Show me your applesauce making skills!!
Harvest Cranberry Baby FRUIT BLEND
Apples and pears are often found in baby purees. However, you will not find one with cranberries and ginger. Exposing your baby at a young age to new and different flavors is important. Cranberries can be very tart, but if you add a handful to naturally sweeter fruit like apples and pears, you can gradually introduce your baby to this nutrient dense berry. Although the collagen powder is optional, it is a great way to add easy to digest protein. Make sure to use organic fruit.
Makes 10 Servings
Time: ~20 minutes
1 medium apple
1 medium pear
1 small piece peeled ginger root
Juice of 1/2 orange
2 tablespoons Great Lakes Hydrolyzed Collagen (optional)
2 tablespoons salted grass-fed butter
Rinse off and dry the apple, pear, and cranberries (make sure to choose firm berries). Core the apple and pear and cut into quarters. Place a metal steamer basket into a medium pot and fill with water to just below the steamer basket. Add the apple, pear, and little piece of ginger root. DO NOT add the cranberries yet. Cover with a lid and bring to a boil.
Once at a boil reduce heat to medium and steam for 12-15 minutes or until very tender. Finally, add the cranberries and steam for another minute. Remove from burner and transfer the fruit with a large spoon to a food processor. Chop the ginger into small pieces and add to fruit. Process until smooth (its okay if there are tiny pieces of skin). Add the orange juice, collagen, and butter. Pulse until combined.
Transfer to a baby food freezer tray, cover, and freeze. Once frozen transfer to a silicone ziplock bag or glass mason jar and keep frozen.

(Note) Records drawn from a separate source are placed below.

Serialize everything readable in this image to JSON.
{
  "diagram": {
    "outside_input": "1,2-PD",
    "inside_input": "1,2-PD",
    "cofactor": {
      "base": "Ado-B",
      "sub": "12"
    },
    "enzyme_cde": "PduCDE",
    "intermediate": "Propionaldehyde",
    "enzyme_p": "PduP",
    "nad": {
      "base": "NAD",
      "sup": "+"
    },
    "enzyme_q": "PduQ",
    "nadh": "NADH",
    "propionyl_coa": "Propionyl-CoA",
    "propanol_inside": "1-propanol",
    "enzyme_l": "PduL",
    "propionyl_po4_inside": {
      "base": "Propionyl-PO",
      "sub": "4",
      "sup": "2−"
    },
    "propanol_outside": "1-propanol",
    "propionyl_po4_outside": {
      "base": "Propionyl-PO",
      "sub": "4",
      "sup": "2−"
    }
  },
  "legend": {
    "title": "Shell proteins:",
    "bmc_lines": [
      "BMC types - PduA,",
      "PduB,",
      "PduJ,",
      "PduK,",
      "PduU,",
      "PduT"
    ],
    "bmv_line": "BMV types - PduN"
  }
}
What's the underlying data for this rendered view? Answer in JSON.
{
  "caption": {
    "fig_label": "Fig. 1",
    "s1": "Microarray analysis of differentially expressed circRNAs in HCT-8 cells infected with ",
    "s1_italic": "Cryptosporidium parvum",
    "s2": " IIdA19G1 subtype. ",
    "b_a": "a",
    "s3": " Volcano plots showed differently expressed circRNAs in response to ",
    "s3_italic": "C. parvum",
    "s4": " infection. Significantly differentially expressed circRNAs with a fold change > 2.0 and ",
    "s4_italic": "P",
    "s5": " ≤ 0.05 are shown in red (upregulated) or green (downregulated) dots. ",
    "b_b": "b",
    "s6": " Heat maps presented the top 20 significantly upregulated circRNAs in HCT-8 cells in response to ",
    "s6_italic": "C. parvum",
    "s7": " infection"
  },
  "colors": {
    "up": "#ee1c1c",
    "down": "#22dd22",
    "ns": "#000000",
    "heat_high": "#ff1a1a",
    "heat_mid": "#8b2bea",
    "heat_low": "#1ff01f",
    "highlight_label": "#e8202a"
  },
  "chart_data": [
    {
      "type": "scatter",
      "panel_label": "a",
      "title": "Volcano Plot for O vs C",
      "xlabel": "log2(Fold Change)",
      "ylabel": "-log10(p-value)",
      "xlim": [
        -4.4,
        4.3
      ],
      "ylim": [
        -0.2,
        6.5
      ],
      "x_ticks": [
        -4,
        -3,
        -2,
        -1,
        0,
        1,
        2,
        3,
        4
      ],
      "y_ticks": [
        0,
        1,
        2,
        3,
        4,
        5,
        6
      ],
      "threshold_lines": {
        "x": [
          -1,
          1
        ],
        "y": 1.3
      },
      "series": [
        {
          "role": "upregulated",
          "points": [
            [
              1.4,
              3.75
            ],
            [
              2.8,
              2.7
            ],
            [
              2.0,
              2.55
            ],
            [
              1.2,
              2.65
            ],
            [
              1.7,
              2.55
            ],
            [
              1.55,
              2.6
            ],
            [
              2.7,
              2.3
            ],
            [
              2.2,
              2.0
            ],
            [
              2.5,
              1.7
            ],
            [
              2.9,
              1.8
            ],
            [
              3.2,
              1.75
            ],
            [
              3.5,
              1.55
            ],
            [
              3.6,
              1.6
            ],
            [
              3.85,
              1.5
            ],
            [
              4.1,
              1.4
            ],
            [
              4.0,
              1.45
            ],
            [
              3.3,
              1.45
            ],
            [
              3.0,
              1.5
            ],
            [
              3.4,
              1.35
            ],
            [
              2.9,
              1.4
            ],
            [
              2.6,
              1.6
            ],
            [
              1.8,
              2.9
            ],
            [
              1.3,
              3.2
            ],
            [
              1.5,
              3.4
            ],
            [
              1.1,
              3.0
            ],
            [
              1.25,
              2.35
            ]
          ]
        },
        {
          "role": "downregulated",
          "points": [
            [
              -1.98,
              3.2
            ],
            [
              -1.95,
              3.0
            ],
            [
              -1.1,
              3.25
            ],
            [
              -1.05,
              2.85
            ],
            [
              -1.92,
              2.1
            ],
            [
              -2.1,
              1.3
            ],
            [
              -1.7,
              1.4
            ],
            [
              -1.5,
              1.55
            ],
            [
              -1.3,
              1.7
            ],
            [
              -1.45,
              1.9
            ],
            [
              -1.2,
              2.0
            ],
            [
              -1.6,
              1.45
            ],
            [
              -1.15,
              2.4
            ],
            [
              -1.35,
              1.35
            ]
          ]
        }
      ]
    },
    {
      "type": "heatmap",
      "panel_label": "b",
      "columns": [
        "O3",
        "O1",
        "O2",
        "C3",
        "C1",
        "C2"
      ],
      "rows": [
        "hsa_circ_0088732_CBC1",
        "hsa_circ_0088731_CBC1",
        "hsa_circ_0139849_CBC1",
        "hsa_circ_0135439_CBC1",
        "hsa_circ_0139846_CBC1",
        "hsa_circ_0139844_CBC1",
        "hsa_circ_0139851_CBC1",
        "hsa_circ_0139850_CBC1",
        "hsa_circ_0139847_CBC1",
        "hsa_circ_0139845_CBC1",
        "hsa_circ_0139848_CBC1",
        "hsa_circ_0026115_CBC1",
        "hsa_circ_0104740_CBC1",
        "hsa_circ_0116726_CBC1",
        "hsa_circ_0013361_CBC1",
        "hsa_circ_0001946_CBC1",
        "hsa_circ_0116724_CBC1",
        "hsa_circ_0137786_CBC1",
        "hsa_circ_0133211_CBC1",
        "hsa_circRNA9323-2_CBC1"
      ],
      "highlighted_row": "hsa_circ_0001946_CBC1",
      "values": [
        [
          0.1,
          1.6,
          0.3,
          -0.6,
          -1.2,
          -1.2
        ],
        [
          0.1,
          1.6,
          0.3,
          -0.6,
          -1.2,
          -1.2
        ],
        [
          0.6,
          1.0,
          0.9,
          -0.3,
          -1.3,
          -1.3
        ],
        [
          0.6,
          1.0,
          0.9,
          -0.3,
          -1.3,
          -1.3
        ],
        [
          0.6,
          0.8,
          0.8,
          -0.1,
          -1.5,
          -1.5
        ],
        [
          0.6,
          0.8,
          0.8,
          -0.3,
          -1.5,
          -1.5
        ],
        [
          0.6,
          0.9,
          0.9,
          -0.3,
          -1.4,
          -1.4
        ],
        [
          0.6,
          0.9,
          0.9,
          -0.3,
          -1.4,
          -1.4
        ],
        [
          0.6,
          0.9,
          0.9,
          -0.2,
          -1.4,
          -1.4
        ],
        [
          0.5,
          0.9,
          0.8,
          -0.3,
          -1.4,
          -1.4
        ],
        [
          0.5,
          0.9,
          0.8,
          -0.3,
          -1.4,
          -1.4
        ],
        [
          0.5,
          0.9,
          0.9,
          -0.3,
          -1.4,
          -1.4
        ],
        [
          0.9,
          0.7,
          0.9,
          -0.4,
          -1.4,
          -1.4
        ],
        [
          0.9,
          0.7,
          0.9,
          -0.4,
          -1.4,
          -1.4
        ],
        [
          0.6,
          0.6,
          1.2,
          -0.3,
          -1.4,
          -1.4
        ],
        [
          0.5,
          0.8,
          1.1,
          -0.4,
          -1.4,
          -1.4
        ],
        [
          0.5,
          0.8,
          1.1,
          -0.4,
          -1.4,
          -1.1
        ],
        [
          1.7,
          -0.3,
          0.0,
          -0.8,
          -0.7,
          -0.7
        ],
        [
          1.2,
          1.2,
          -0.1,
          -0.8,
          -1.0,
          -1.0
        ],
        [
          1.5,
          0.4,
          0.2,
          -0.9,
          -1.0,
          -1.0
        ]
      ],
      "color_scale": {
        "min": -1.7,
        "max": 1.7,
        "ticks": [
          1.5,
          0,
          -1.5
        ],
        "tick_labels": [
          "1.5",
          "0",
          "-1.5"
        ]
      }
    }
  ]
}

To thaw simply remove one serving and leave in a bowl in the fridge overnight or quickly microwave for 15-30 seconds. Prior to serving make sure to test the temperature to make sure it is not too hot for baby.
Tip: Toren loves it plain or mixed in whole milk Nancy's yogurt.

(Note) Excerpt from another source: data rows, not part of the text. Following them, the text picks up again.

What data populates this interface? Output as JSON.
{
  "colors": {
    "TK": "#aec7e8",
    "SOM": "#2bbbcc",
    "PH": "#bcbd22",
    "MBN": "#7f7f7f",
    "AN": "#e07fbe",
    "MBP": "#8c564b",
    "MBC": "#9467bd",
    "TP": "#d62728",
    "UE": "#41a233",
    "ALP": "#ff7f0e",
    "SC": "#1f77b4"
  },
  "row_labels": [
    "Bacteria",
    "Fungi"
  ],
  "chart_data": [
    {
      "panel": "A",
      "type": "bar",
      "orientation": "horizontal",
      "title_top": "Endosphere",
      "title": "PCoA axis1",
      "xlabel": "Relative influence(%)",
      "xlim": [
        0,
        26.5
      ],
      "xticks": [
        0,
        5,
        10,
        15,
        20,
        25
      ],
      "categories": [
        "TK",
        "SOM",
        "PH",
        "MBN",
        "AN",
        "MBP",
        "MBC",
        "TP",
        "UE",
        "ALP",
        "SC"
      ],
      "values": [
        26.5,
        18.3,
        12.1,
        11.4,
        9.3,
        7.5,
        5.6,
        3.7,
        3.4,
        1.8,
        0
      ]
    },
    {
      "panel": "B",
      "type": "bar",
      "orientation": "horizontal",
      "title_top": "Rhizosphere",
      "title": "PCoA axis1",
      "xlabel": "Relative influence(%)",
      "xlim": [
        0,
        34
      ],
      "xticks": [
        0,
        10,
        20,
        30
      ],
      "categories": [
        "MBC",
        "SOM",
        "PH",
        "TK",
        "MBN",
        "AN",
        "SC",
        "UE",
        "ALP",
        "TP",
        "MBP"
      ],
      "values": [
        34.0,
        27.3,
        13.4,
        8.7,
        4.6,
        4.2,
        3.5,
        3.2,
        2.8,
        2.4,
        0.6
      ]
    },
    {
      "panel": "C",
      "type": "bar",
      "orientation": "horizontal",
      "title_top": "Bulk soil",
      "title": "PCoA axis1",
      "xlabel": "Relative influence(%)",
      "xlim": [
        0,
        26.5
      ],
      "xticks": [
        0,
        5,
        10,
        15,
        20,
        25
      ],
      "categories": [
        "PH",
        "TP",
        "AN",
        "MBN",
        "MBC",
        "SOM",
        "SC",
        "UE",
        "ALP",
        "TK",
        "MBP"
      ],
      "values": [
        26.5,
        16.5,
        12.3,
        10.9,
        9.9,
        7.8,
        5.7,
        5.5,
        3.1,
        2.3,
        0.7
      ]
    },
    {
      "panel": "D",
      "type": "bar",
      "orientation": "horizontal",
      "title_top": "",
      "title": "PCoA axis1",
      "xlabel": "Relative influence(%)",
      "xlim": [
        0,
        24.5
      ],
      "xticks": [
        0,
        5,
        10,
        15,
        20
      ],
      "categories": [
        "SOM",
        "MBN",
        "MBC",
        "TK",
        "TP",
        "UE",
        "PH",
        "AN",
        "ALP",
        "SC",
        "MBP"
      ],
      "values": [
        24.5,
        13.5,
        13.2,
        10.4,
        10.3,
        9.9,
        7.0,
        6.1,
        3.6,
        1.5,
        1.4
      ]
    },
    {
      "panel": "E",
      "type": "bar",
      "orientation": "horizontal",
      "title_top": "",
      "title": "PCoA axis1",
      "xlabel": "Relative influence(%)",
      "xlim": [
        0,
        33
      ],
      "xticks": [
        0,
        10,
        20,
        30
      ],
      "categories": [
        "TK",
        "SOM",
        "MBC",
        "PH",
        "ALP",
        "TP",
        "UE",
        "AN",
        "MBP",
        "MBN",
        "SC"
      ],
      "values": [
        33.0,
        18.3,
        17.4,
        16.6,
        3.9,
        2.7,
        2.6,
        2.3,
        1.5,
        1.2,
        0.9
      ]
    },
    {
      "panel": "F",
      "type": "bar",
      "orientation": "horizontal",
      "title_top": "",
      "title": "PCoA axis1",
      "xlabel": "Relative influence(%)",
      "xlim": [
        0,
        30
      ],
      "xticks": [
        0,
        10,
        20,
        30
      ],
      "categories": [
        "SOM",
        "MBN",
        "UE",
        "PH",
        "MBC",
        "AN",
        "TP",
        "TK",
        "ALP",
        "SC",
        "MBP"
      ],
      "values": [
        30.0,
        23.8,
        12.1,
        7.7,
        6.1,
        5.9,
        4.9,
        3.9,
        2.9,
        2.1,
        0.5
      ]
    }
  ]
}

Nutrition Facts (per serving): 48kcal, 2.5g fat, 6g carbs, 1g fiber, 1.5g protein.
Banana Strawberry Cream
Banana Strawberry Cream BABY FRUIT BLEND
This tasty combination is always a hit with babies. You can use fresh or frozen strawberries depending on the season. Please always choose organic strawberries because conventional strawberries are one of the top 10 most heavily laden pesticide produce items.
Makes 10 Servings
Time: ~15 minutes
1 medium ripe banana
1-10z package organic frozen strawberries (left at room temperature to thaw a bit)

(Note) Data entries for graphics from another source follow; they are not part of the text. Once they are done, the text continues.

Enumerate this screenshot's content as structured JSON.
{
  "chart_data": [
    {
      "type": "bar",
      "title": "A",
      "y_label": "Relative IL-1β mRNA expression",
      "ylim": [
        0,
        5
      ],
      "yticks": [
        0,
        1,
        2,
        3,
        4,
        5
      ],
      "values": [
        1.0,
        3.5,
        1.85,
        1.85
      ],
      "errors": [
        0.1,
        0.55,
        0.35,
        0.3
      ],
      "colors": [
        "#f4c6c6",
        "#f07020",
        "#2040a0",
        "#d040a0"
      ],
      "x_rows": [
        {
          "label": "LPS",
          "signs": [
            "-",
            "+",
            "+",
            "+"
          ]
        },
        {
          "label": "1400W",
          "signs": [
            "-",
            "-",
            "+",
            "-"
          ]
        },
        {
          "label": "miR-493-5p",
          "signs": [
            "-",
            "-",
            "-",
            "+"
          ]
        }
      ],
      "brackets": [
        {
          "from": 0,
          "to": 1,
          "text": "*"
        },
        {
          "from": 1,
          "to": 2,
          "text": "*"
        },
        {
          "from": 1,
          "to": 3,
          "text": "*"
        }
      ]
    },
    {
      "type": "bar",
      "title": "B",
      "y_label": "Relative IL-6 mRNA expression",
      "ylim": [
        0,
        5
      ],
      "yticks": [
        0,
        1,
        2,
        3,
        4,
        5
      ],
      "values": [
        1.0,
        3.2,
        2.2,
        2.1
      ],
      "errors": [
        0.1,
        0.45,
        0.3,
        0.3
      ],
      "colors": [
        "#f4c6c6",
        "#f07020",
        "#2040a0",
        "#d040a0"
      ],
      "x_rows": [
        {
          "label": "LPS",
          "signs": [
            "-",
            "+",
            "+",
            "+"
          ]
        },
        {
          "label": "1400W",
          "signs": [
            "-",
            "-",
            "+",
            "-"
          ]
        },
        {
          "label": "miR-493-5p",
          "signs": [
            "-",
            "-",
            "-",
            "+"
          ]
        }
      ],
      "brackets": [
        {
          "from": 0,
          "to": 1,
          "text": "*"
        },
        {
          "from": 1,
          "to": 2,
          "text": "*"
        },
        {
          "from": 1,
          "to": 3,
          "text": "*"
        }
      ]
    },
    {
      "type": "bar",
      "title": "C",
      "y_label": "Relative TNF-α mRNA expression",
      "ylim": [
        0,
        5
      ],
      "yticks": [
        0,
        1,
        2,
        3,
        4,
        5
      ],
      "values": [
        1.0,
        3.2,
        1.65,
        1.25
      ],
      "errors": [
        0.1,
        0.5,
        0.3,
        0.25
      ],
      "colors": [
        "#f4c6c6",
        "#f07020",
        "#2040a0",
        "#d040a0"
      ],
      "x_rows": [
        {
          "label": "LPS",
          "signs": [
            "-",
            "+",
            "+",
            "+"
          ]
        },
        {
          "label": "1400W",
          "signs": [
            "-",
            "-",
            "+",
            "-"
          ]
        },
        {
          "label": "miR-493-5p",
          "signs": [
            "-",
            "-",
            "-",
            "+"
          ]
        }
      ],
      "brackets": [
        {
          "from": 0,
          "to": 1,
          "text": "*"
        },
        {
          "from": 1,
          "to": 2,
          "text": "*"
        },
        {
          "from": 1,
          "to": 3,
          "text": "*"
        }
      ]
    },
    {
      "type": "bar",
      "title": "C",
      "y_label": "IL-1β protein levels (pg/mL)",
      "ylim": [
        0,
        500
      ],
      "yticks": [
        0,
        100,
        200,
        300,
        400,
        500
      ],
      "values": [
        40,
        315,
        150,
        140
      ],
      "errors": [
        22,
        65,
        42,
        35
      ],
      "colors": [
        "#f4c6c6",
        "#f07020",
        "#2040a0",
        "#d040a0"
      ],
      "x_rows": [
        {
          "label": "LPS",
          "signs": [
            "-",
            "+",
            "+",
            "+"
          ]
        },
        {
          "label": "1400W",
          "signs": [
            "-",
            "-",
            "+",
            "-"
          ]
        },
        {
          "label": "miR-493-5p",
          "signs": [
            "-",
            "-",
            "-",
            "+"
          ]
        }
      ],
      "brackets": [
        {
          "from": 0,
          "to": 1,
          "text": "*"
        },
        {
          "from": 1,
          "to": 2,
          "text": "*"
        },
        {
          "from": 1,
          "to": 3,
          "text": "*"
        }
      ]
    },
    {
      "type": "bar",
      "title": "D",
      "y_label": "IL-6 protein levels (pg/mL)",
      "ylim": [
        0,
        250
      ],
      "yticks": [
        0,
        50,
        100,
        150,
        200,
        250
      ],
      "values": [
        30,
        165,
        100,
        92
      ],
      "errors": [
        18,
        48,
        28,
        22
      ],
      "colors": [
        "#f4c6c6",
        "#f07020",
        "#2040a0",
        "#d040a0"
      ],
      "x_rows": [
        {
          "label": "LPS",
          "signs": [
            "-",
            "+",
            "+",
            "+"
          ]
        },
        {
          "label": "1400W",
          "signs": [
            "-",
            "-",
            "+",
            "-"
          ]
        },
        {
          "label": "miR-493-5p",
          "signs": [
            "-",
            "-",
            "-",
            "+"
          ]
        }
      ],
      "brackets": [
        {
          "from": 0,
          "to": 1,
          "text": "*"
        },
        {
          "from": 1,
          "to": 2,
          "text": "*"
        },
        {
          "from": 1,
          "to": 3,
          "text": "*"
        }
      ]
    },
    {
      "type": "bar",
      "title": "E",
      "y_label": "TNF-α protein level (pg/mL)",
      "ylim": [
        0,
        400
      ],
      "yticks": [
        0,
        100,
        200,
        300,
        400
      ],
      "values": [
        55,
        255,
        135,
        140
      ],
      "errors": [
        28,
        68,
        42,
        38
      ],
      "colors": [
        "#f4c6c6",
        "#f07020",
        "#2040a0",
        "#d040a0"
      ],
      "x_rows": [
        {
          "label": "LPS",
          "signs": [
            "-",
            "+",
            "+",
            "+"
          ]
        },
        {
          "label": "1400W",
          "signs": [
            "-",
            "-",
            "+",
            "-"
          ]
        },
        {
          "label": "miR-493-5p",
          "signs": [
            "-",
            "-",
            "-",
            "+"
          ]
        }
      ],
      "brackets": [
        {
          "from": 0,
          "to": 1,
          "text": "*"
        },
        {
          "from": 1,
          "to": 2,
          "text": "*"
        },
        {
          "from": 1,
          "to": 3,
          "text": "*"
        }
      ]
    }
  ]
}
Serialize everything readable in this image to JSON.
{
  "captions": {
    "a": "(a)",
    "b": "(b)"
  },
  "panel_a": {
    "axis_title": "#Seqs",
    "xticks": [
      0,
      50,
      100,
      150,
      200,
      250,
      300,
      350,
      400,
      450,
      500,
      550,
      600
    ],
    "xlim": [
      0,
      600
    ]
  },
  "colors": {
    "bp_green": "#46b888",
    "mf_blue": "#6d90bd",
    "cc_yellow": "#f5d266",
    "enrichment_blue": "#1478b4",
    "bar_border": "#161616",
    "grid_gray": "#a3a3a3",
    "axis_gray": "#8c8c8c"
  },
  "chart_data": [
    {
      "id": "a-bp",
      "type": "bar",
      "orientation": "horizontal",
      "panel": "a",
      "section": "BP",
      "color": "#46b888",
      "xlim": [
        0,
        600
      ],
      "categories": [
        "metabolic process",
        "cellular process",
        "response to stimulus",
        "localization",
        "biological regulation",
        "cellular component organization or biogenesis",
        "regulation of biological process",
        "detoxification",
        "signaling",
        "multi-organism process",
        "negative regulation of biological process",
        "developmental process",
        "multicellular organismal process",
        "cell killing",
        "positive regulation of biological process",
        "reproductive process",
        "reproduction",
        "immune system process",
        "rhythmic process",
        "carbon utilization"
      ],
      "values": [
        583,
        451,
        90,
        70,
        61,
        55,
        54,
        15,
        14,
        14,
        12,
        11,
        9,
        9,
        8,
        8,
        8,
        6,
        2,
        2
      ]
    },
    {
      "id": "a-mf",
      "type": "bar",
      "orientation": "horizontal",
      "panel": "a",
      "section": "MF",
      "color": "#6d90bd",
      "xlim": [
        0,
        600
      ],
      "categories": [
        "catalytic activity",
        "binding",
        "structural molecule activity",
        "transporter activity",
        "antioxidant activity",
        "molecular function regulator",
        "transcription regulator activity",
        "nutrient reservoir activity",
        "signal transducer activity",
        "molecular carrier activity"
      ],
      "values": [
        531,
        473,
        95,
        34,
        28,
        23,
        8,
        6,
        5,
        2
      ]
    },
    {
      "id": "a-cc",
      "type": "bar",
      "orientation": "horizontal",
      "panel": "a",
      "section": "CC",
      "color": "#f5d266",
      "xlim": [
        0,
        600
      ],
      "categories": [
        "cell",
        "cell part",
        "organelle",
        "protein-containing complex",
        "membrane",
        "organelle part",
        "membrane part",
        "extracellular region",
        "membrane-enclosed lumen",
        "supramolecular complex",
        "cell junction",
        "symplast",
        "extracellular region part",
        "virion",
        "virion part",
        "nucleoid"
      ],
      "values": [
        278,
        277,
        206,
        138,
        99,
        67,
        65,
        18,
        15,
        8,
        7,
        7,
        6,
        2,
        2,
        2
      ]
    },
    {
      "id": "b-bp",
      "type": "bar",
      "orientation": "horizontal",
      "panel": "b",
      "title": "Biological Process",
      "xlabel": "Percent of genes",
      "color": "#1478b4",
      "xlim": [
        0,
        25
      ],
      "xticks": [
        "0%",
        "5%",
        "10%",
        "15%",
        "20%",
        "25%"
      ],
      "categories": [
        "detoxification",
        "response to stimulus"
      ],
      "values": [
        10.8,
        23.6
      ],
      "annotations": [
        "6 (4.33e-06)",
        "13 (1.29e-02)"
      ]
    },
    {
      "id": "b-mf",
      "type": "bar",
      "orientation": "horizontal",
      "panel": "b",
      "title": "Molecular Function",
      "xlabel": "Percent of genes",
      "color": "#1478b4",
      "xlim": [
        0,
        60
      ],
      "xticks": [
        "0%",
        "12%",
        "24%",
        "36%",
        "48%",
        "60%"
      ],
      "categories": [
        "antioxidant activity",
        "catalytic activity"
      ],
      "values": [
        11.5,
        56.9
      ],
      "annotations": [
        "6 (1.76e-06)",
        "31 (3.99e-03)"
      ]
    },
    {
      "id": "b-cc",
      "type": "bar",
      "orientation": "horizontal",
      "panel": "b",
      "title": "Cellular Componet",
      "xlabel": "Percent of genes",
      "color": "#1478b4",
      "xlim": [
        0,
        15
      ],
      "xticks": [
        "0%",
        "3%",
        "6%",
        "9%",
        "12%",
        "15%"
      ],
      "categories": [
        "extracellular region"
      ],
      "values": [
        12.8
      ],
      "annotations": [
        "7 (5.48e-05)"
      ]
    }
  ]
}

1/4 cup grass-fed organic heavy cream
2 teaspoons chia seeds
Place the strawberries and banana into a food processor and pulse until desired texture is reached. Keep it smoother for new eaters, and leave some texture for more advanced eaters. Add the chia seeds and heavy cream. Pulse to combine.
Transfer to a baby food freezer tray and freeze. Once frozen transfer to a sealable ziplock bag or mason jar. Pull out as needed and thaw overnight in fridge or quickly microwave ~15 seconds. Make sure to feel the mixture before serving to make sure it didn't get too hot.
Tip: You can mix this into cooked oatmeal or into whole milk yogurt if desired. If you transfer some into a silicone teether, then you have a baby fruit popsicle!
Nutrition (per serving): 45kcal, 6g carbs, 1.2g fiber, 2.5g fat, 0.5g protein.
Note: You may use substitute the heavy cream for 1/4 cup organic canned full fat coconut cream but you need to add 2 teaspoons of coconut oil to ensure similar fat/calorie content.
I hope you enjoy my creative, flavorful, and nutrient dense approach to whole foods cooking. All recipes are gluten free.